7. “Finish what we’re doing before planning anything else.”
The Corps says we can go ahead with planning to send water south without delaying existing projects.
8. “We can buy the land later.”
It’s unreasonable to believe that if Sugar is fighting against sending water south now, it will be happy to endorse it in 2021. Meanwhile, planning has to wait until the land is identified.
9. “We already have the land we need.”
Then why not identify it and start the planning process?
Negron has proposed the only strategy that will send clean water south. It’s a plan for peaceful co-existence between Sugar and the Everglades.

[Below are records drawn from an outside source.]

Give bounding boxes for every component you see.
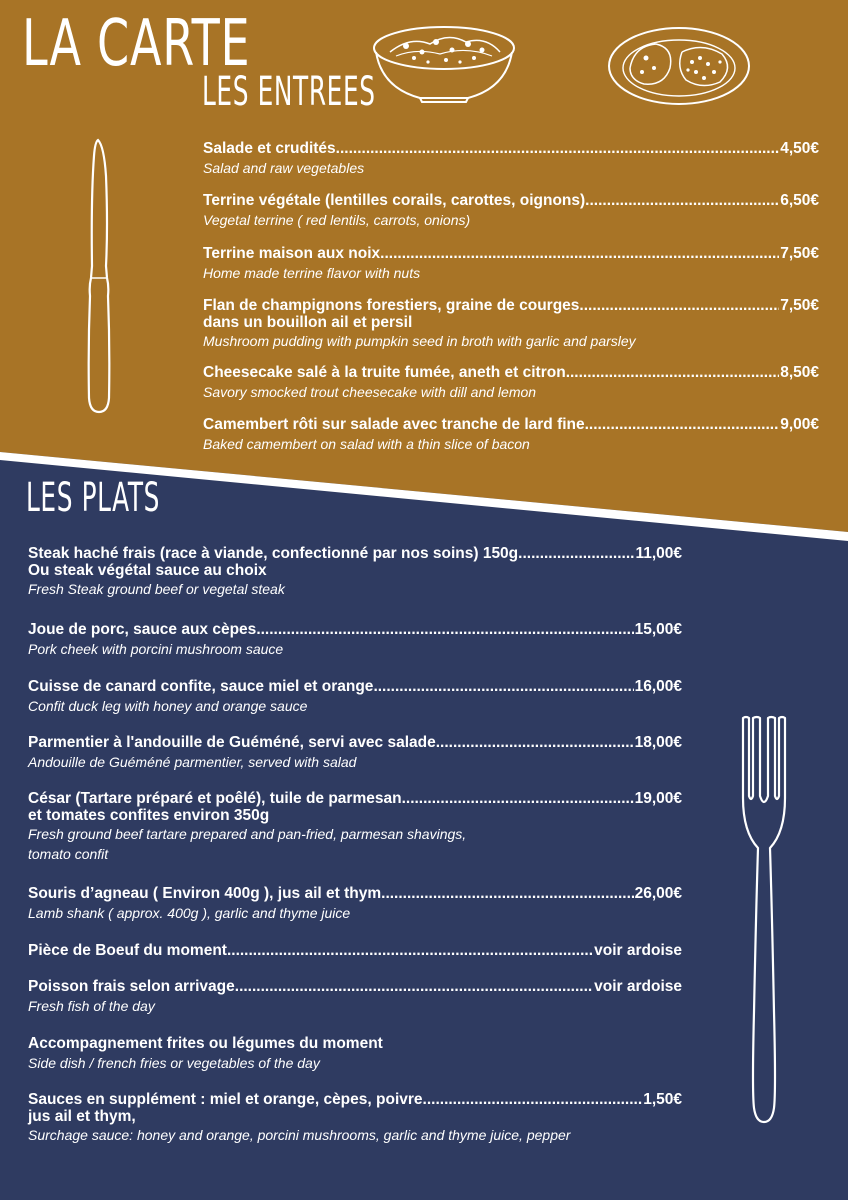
item-description: Surchage sauce: honey and orange, porcini mushrooms, garlic and thyme juice, pepper bbox=[28, 1127, 571, 1143]
item-description: Confit duck leg with honey and orange sauce bbox=[28, 698, 308, 714]
item-description: Fresh Steak ground beef or vegetal steak bbox=[28, 581, 285, 597]
leader-dots bbox=[566, 364, 780, 382]
item-name: Joue de porc, sauce aux cèpes bbox=[28, 621, 257, 638]
item-name: César (Tartare préparé et poêlé), tuile de parmesan bbox=[28, 790, 402, 807]
item-price: 7,50€ bbox=[780, 245, 819, 262]
item-description: Pork cheek with porcini mushroom sauce bbox=[28, 641, 284, 657]
item-name-continued: dans un bouillon ail et persil bbox=[203, 314, 413, 331]
dinner-plate-icon bbox=[604, 24, 754, 108]
item-price: 26,00€ bbox=[634, 885, 682, 902]
knife-icon bbox=[82, 136, 116, 416]
entree-item bbox=[203, 192, 819, 230]
leader-dots bbox=[380, 245, 779, 263]
leader-dots bbox=[518, 545, 634, 563]
item-price: 8,50€ bbox=[780, 364, 819, 381]
item-price: 7,50€ bbox=[780, 297, 819, 314]
entree-item bbox=[203, 364, 819, 402]
item-name: Steak haché frais (race à viande, confectionné par nos soins) 150g bbox=[28, 545, 519, 562]
item-name: Flan de champignons forestiers, graine de courges bbox=[203, 297, 580, 314]
item-description: Baked camembert on salad with a thin slice of bacon bbox=[203, 436, 530, 452]
item-name-continued: jus ail et thym, bbox=[28, 1108, 136, 1125]
item-name-continued: et tomates confites environ 350g bbox=[28, 807, 270, 824]
item-price: voir ardoise bbox=[594, 942, 682, 959]
leader-dots bbox=[227, 942, 593, 960]
item-description: Mushroom pudding with pumpkin seed in broth with garlic and parsley bbox=[203, 333, 636, 349]
leader-dots bbox=[235, 978, 593, 996]
leader-dots bbox=[373, 678, 633, 696]
item-name: Terrine maison aux noix bbox=[203, 245, 381, 262]
plat-item bbox=[28, 1035, 682, 1073]
item-name: Souris d’agneau ( Environ 400g ), jus ail et thym bbox=[28, 885, 382, 902]
plat-item bbox=[28, 1091, 682, 1145]
item-name: Camembert rôti sur salade avec tranche de lard fine bbox=[203, 416, 585, 433]
item-description: Fresh fish of the day bbox=[28, 998, 155, 1014]
entree-item bbox=[203, 297, 819, 351]
item-description: Vegetal terrine ( red lentils, carrots, onions) bbox=[203, 212, 471, 228]
item-name: Salade et crudités bbox=[203, 140, 336, 157]
entree-item bbox=[203, 245, 819, 283]
item-price: 11,00€ bbox=[635, 545, 682, 562]
plat-item bbox=[28, 621, 682, 659]
item-name: Parmentier à l'andouille de Guéméné, servi avec salade bbox=[28, 734, 436, 751]
fork-icon bbox=[738, 712, 790, 1128]
item-price: 4,50€ bbox=[780, 140, 819, 157]
item-description: Home made terrine flavor with nuts bbox=[203, 265, 421, 281]
item-name: Pièce de Boeuf du moment bbox=[28, 942, 227, 959]
plat-item bbox=[28, 545, 682, 599]
leader-dots bbox=[402, 790, 634, 808]
entree-item bbox=[203, 140, 819, 178]
item-price: 9,00€ bbox=[780, 416, 819, 433]
leader-dots bbox=[256, 621, 633, 639]
leader-dots bbox=[585, 416, 780, 434]
plat-item bbox=[28, 885, 682, 923]
item-price: 18,00€ bbox=[634, 734, 682, 751]
item-description: Salad and raw vegetables bbox=[203, 160, 365, 176]
item-name: Terrine végétale (lentilles corails, carottes, oignons) bbox=[203, 192, 586, 209]
item-price: voir ardoise bbox=[594, 978, 682, 995]
leader-dots bbox=[423, 1091, 643, 1109]
leader-dots bbox=[585, 192, 779, 210]
item-price: 19,00€ bbox=[634, 790, 682, 807]
leader-dots bbox=[336, 140, 780, 158]
plat-item bbox=[28, 678, 682, 716]
item-description: Side dish / french fries or vegetables of the day bbox=[28, 1055, 320, 1071]
entree-item bbox=[203, 416, 819, 454]
item-name: Cuisse de canard confite, sauce miel et orange bbox=[28, 678, 374, 695]
item-price: 1,50€ bbox=[643, 1091, 682, 1108]
item-price: 6,50€ bbox=[780, 192, 819, 209]
section-title-plats: LES PLATS bbox=[26, 475, 160, 521]
plat-item bbox=[28, 734, 682, 772]
item-description: Lamb shank ( approx. 400g ), garlic and thyme juice bbox=[28, 905, 351, 921]
leader-dots bbox=[381, 885, 633, 903]
leader-dots bbox=[579, 297, 779, 315]
plat-item bbox=[28, 978, 682, 1016]
item-description: Savory smocked trout cheesecake with dill and lemon bbox=[203, 384, 537, 400]
section-title-entrees: LES ENTREES bbox=[202, 69, 376, 115]
item-name: Accompagnement frites ou légumes du moment bbox=[28, 1035, 383, 1052]
salad-bowl-icon bbox=[370, 22, 518, 104]
item-description-continued: tomato confit bbox=[28, 846, 109, 862]
item-name: Poisson frais selon arrivage bbox=[28, 978, 235, 995]
item-name: Sauces en supplément : miel et orange, cèpes, poivre bbox=[28, 1091, 423, 1108]
leader-dots bbox=[436, 734, 634, 752]
plat-item bbox=[28, 790, 682, 864]
item-price: 15,00€ bbox=[634, 621, 682, 638]
item-description: Andouille de Guéméné parmentier, served with salad bbox=[28, 754, 357, 770]
item-name: Cheesecake salé à la truite fumée, aneth et citron bbox=[203, 364, 566, 381]
item-price: 16,00€ bbox=[634, 678, 682, 695]
item-description: Fresh ground beef tartare prepared and pan-fried, parmesan shavings, bbox=[28, 826, 467, 842]
item-name-continued: Ou steak végétal sauce au choix bbox=[28, 562, 267, 579]
plat-item bbox=[28, 942, 682, 960]
page-title: LA CARTE bbox=[22, 7, 251, 81]
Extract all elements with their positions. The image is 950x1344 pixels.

But as of Feb 6, the Sugar industry dropped the confusing excuses and stated clearly that it will not sell land for the Everglades Agricultural Area component of CERP — not now, not ever. All major landowners signed the letter. That means CERP can’t work, and we can’t save the Everglades or Florida Bay — Miami’s water supply — or the coastal estuaries.
It means the governor has pledged $800 million from Florida taxpayers to clean up runoff from Sugar fields, while Sugar announces it is not going to support restoring the Everglades.
It may be tempting for North Florida to throw South Florida overboard, but all of us will face the economic consequences. Folks all over Florida need to tell their legislators to support Negron’s initiative.
The opportunity to solve this problem may not come again. If we don’t succeed together, we will fail together.